L’anxiété s’impose désormais comme la cause principale des consultations, touchant 16 % d’enfants qui cherchent un accompagnement pour gérer leurs émotions. Ces troubles peuvent être liés à des difficultés scolaires, aux relations familiales, aux traumatismes ou même à des événements accidentels.
Les diagnostics d’autisme ont également progressé chez les jeunes : près de 96 000 mineurs ont recouru aux services pour ces raisons. Selon la British Medical Association, un enfant sur cent présente désormais un trouble autistique au Royaume-Uni.

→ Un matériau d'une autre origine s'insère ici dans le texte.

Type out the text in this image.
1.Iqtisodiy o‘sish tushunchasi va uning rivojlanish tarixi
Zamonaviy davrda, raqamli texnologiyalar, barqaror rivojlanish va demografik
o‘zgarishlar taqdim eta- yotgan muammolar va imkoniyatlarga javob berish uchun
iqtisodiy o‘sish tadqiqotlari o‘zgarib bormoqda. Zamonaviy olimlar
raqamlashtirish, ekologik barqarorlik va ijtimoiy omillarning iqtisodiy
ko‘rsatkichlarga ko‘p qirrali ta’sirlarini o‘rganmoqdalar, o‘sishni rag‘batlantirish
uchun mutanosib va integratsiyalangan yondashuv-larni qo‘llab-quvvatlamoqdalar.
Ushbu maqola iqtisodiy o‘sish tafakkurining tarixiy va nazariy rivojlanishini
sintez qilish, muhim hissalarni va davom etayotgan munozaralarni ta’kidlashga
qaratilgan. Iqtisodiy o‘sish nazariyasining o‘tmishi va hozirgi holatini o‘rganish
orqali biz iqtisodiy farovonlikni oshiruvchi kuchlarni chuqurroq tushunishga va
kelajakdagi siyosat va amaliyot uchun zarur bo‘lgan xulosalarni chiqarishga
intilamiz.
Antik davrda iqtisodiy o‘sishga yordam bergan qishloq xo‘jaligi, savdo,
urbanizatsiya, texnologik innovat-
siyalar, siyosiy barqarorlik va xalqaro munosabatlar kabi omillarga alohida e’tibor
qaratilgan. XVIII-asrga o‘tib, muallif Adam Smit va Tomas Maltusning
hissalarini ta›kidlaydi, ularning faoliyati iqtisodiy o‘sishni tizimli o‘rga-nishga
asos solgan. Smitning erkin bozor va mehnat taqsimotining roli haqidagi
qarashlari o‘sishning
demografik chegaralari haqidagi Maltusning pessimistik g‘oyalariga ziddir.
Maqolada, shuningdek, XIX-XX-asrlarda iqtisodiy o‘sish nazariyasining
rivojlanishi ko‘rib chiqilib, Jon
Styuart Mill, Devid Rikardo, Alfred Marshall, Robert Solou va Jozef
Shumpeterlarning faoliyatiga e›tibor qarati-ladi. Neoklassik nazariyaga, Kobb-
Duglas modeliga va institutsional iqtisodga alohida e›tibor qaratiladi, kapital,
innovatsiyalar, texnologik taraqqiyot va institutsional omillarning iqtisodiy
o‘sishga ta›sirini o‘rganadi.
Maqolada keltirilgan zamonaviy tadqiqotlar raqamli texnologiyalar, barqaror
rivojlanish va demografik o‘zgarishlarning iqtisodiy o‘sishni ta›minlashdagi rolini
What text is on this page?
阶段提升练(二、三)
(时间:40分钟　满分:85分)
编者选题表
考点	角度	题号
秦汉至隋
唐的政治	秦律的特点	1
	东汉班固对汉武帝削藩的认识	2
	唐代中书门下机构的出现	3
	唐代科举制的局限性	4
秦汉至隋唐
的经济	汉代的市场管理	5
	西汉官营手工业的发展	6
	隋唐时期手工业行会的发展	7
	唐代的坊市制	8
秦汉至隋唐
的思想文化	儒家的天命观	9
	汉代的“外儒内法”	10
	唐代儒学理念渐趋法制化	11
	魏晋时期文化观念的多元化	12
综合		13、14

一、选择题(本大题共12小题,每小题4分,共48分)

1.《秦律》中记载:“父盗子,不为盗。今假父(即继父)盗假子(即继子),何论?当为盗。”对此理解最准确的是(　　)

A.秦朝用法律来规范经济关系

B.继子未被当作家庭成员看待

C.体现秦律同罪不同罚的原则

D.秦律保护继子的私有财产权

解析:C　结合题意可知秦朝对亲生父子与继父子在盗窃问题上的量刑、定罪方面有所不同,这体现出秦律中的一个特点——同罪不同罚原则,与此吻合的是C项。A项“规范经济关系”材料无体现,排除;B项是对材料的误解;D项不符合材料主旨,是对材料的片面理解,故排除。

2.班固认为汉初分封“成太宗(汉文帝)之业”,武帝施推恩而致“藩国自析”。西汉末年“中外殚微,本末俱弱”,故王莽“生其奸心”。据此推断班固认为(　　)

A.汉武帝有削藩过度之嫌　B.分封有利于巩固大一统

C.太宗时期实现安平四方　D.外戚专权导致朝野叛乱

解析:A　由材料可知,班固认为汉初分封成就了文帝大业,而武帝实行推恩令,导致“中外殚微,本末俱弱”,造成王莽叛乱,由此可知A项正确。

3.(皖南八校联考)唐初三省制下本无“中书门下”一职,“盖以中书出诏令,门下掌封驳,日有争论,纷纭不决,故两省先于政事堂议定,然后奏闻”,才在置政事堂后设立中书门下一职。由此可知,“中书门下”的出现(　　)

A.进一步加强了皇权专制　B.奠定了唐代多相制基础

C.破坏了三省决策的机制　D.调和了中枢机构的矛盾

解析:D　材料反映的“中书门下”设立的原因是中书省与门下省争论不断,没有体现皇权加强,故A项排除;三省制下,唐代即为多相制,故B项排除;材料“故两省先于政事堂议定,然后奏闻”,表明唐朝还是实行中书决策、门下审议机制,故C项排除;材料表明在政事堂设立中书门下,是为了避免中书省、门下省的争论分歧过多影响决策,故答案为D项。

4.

Des troubles neurodéveloppementaux, tels que le déficit de l’attention (avec ou sans hyperactivité) ou le syndrome de Tourette, constituent également une cause fréquente. Ces problèmes, souvent sous-estimés dans les systèmes éducatifs et sociaux, nécessitent une attention particulière pour éviter des conséquences durables.
Cependant, le rapport souligne un retard alarmant dans la prise en charge. Plus d’un tiers des enfants attendent encore leur traitement, certains depuis deux ans. Sans intervention immédiate, leurs conditions s’aggravent rapidement, affectant leur intégration sociale, leurs études et leurs perspectives futures.
Le Royaume-Uni a également été classé comme le pays le plus malheureux en Europe pour les enfants en 2024 selon une analyse de la Children’s Society. Cette tendance montre l’urgence croissante d’une crise mentale qui exige des mesures rapides et ciblées.